Full Report for Listed Buildings


Summary Description of a Listed Buildings


Reference Number
22409
Building Number
 
Grade
II  
Status
Designated  
Date of Designation
30/09/1999  
Date of Amendment
30/09/1999  
Name of Property
Pen Bwlch Bach  
Address
 

Location


Unitary Authority
Gwynedd  
Community
Llandwrog  
Town
Caernarfon  
Locality
Carmel  
Easting
249801  
Northing
355040  
Street Side
 
Location
Spectacularly located in isolated upland position on road between Carmel and Y Fron; the cottage is set within its own small field system immediately below the road with a vast slate waste heap directly to the east.  

Description


Broad Class
Domestic  
Period
 

History
Shown on the 1840 Tithe Map, when it was known as Pant y Pwll, the cottage is likely to have been built in the early C19 as part of a smallholding, the occupants of which are likely to have supplemented their income by working in one or more of the surrounding quarries. In 1841 Robert Lloyd, quarryman, lived here with his wife Anne and 8 children. The family was still here in 1851, by which time the cottage was called Pen Bwlch: the present name is recorded in the 1861 census, at which time Thomas Lloyd, shoemaker and journeyman, was head of the household. The attached former cowhouse now forms part of the domestic accommodation.  

Exterior
Single-storey 2-room cottage, aligned roughly north-south, with contemporary cowhouse attached under same roof line to south gable end. White rendered rubblestone under white slurried slate roof with black and blue painted ridge. Original house part to left has C20 window in original opening with slate cill to left of C20 flat-roofed porch; substantial stack to right at junction with former cowhouse, which has lean-to former dairy to front and similar lean-to on rear.
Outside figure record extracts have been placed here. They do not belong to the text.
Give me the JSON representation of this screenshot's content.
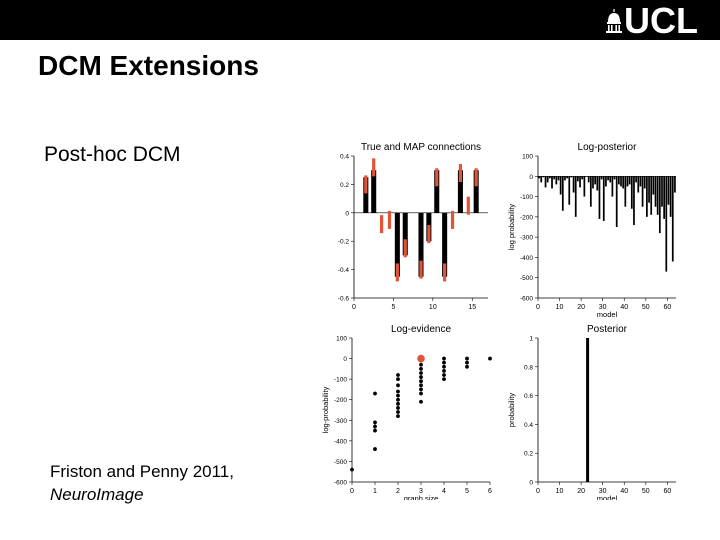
{
  "header": {
    "logo_text": "UCL"
  },
  "slide": {
    "title": "DCM Extensions",
    "subtitle": "Post-hoc DCM",
    "citation": {
      "authors": "Friston and Penny 2011,",
      "journal": "NeuroImage"
    }
  },
  "colors": {
    "bar": "#000000",
    "highlight": "#e0553a",
    "topbar": "#000000"
  },
  "chart_data": [
    {
      "type": "bar",
      "title": "True and MAP connections",
      "xlabel": "",
      "ylabel": "",
      "xlim": [
        0,
        17
      ],
      "ylim": [
        -0.6,
        0.4
      ],
      "x_ticks": [
        "0",
        "5",
        "10",
        "15"
      ],
      "y_ticks": [
        "0.4",
        "0.2",
        "0",
        "-0.2",
        "-0.4",
        "-0.6"
      ],
      "series": [
        {
          "values": [
            0,
            0.25,
            0.3,
            0,
            0,
            -0.45,
            -0.3,
            0,
            -0.45,
            -0.2,
            0.3,
            -0.45,
            0,
            0.3,
            0,
            0.3,
            0
          ]
        },
        {
          "values": [
            0,
            0.2,
            0.32,
            -0.08,
            -0.05,
            -0.42,
            -0.25,
            0,
            -0.4,
            -0.15,
            0.25,
            -0.42,
            -0.05,
            0.28,
            0.05,
            0.25,
            0
          ]
        }
      ]
    },
    {
      "type": "bar",
      "title": "Log-posterior",
      "xlabel": "model",
      "ylabel": "log probability",
      "xlim": [
        0,
        64
      ],
      "ylim": [
        -600,
        100
      ],
      "x_ticks": [
        "0",
        "10",
        "20",
        "30",
        "40",
        "50",
        "60"
      ],
      "y_ticks": [
        "100",
        "0",
        "-100",
        "-200",
        "-300",
        "-400",
        "-500",
        "-600"
      ],
      "values": [
        -10,
        -30,
        -5,
        -55,
        -30,
        -10,
        -60,
        -15,
        -40,
        -20,
        -90,
        -170,
        -20,
        -10,
        -140,
        -5,
        -80,
        -200,
        -25,
        -55,
        -15,
        -100,
        0,
        -30,
        -150,
        -60,
        -40,
        -70,
        -210,
        -15,
        -220,
        -50,
        -20,
        -30,
        -100,
        -15,
        -250,
        -40,
        -50,
        -60,
        -150,
        -50,
        -40,
        -160,
        -240,
        -30,
        -80,
        -50,
        -150,
        -60,
        -200,
        -130,
        -190,
        -90,
        -150,
        -190,
        -280,
        -150,
        -210,
        -470,
        -140,
        -200,
        -420,
        -80
      ]
    },
    {
      "type": "scatter",
      "title": "Log-evidence",
      "xlabel": "graph size",
      "ylabel": "log-probability",
      "xlim": [
        0,
        6
      ],
      "ylim": [
        -600,
        100
      ],
      "x_ticks": [
        "0",
        "1",
        "2",
        "3",
        "4",
        "5",
        "6"
      ],
      "y_ticks": [
        "100",
        "0",
        "-100",
        "-200",
        "-300",
        "-400",
        "-500",
        "-600"
      ],
      "points": [
        [
          0,
          -540
        ],
        [
          1,
          -170
        ],
        [
          1,
          -310
        ],
        [
          1,
          -330
        ],
        [
          1,
          -350
        ],
        [
          1,
          -440
        ],
        [
          2,
          -80
        ],
        [
          2,
          -100
        ],
        [
          2,
          -130
        ],
        [
          2,
          -160
        ],
        [
          2,
          -180
        ],
        [
          2,
          -200
        ],
        [
          2,
          -220
        ],
        [
          2,
          -240
        ],
        [
          2,
          -260
        ],
        [
          2,
          -280
        ],
        [
          3,
          -10
        ],
        [
          3,
          -30
        ],
        [
          3,
          -50
        ],
        [
          3,
          -70
        ],
        [
          3,
          -90
        ],
        [
          3,
          -110
        ],
        [
          3,
          -130
        ],
        [
          3,
          -150
        ],
        [
          3,
          -170
        ],
        [
          3,
          -210
        ],
        [
          4,
          0
        ],
        [
          4,
          -20
        ],
        [
          4,
          -40
        ],
        [
          4,
          -60
        ],
        [
          4,
          -80
        ],
        [
          4,
          -100
        ],
        [
          5,
          0
        ],
        [
          5,
          -20
        ],
        [
          5,
          -40
        ],
        [
          6,
          0
        ]
      ],
      "highlight": [
        3,
        0
      ]
    },
    {
      "type": "bar",
      "title": "Posterior",
      "xlabel": "model",
      "ylabel": "probability",
      "xlim": [
        0,
        64
      ],
      "ylim": [
        0,
        1
      ],
      "x_ticks": [
        "0",
        "10",
        "20",
        "30",
        "40",
        "50",
        "60"
      ],
      "y_ticks": [
        "1",
        "0.8",
        "0.6",
        "0.4",
        "0.2",
        "0"
      ],
      "bars": [
        [
          23,
          1
        ]
      ]
    }
  ]
}
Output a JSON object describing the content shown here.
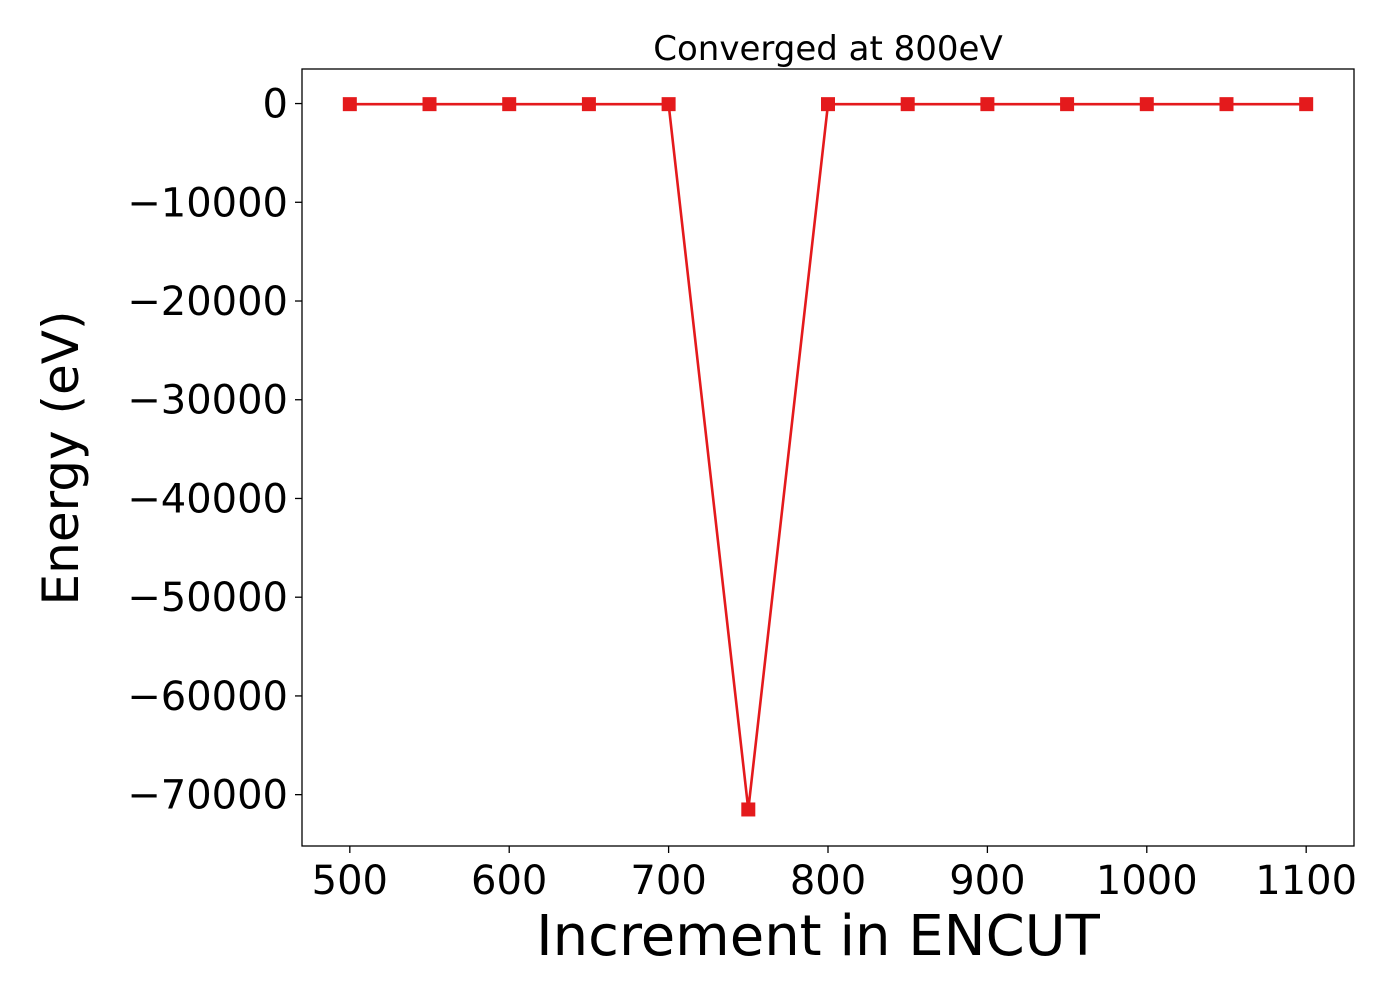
{
  "chart_data": {
    "type": "line",
    "title": "Converged at 800eV",
    "xlabel": "Increment in ENCUT",
    "ylabel": "Energy (eV)",
    "x": [
      500,
      550,
      600,
      650,
      700,
      750,
      800,
      850,
      900,
      950,
      1000,
      1050,
      1100
    ],
    "series": [
      {
        "values": [
          -60,
          -60,
          -60,
          -60,
          -60,
          -71500,
          -60,
          -60,
          -60,
          -60,
          -60,
          -60,
          -60
        ],
        "color": "#e41a1c",
        "marker": "square"
      }
    ],
    "xticks": [
      500,
      600,
      700,
      800,
      900,
      1000,
      1100
    ],
    "yticks": [
      0,
      -10000,
      -20000,
      -30000,
      -40000,
      -50000,
      -60000,
      -70000
    ],
    "xlim": [
      470,
      1130
    ],
    "ylim": [
      -75200,
      3500
    ],
    "grid": false,
    "legend": "none"
  }
}
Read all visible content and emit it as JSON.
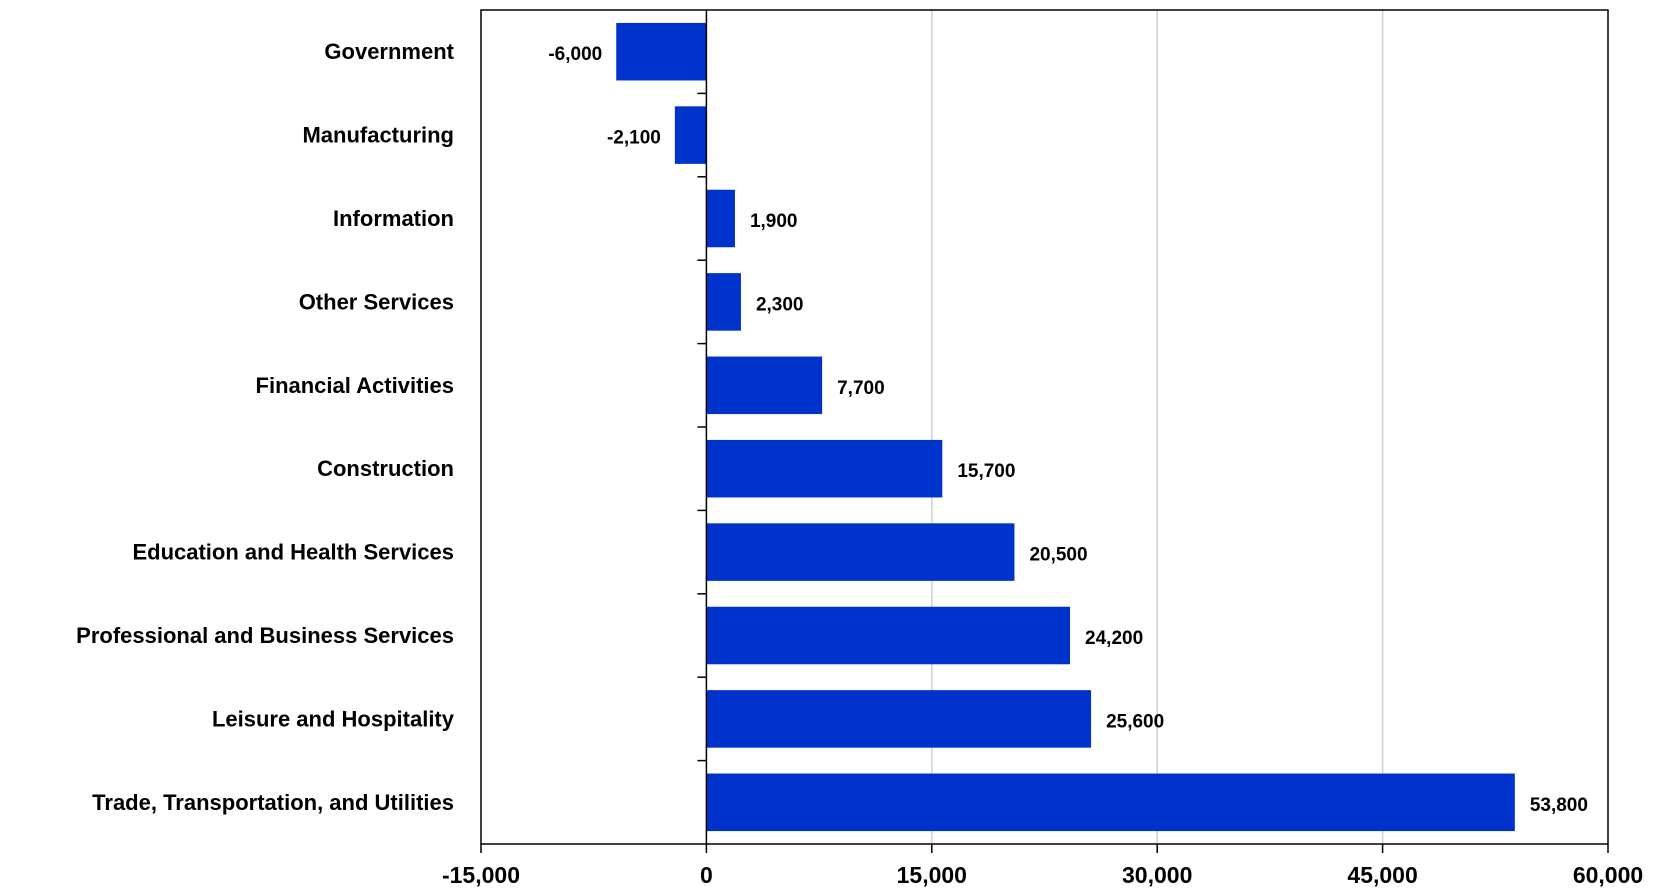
{
  "chart_data": {
    "type": "bar",
    "orientation": "horizontal",
    "title": "",
    "xlabel": "",
    "ylabel": "",
    "categories": [
      "Government",
      "Manufacturing",
      "Information",
      "Other Services",
      "Financial Activities",
      "Construction",
      "Education and Health Services",
      "Professional and Business Services",
      "Leisure and Hospitality",
      "Trade, Transportation, and Utilities"
    ],
    "values": [
      -6000,
      -2100,
      1900,
      2300,
      7700,
      15700,
      20500,
      24200,
      25600,
      53800
    ],
    "data_labels": [
      "-6,000",
      "-2,100",
      "1,900",
      "2,300",
      "7,700",
      "15,700",
      "20,500",
      "24,200",
      "25,600",
      "53,800"
    ],
    "xlim": [
      -15000,
      60000
    ],
    "x_ticks": [
      -15000,
      0,
      15000,
      30000,
      45000,
      60000
    ],
    "x_tick_labels": [
      "-15,000",
      "0",
      "15,000",
      "30,000",
      "45,000",
      "60,000"
    ],
    "grid": "vertical",
    "legend": "none",
    "colors": {
      "bar": "#0033cc",
      "grid": "#d0d0d0",
      "axis": "#000000"
    }
  }
}
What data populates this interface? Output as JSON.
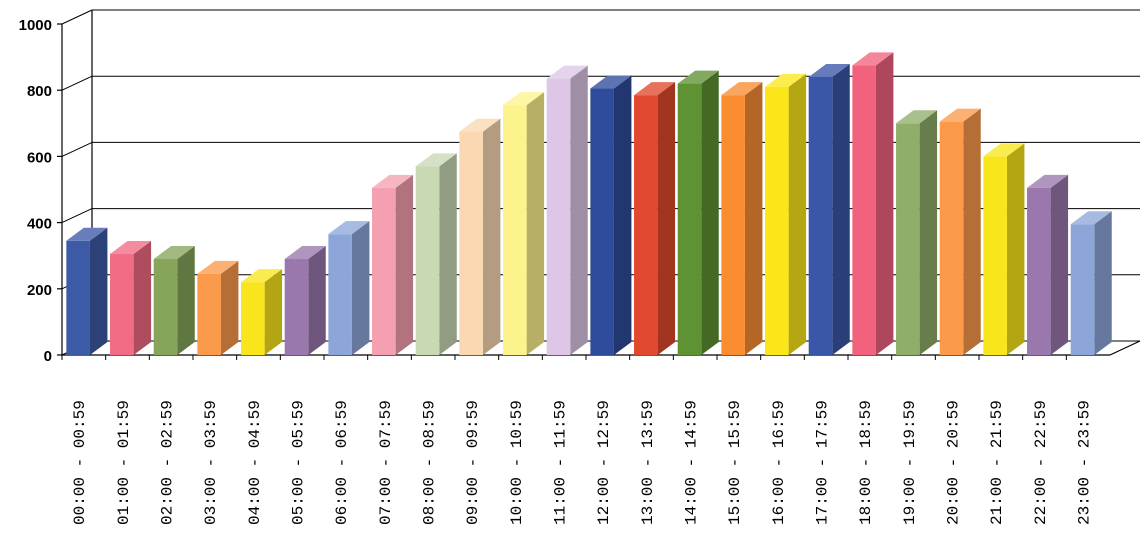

Further small lean-to at rear on left.  

Interior
Right-hand room of original cottage has open fireplace with rough timber lintel; lower part of roof truss visible in same room.  

Reason for designation
Included as a well-preserved early C19 cottage with outbuildings in line, built in the local vernacular tradition, and illustrating the importance of the dual agricultural and industrial economy at this period. The building is a typical feature in the landscape of small fields and scattered cottages, characteristic of the upland settlement pattern associated with the development of quarrying in this region.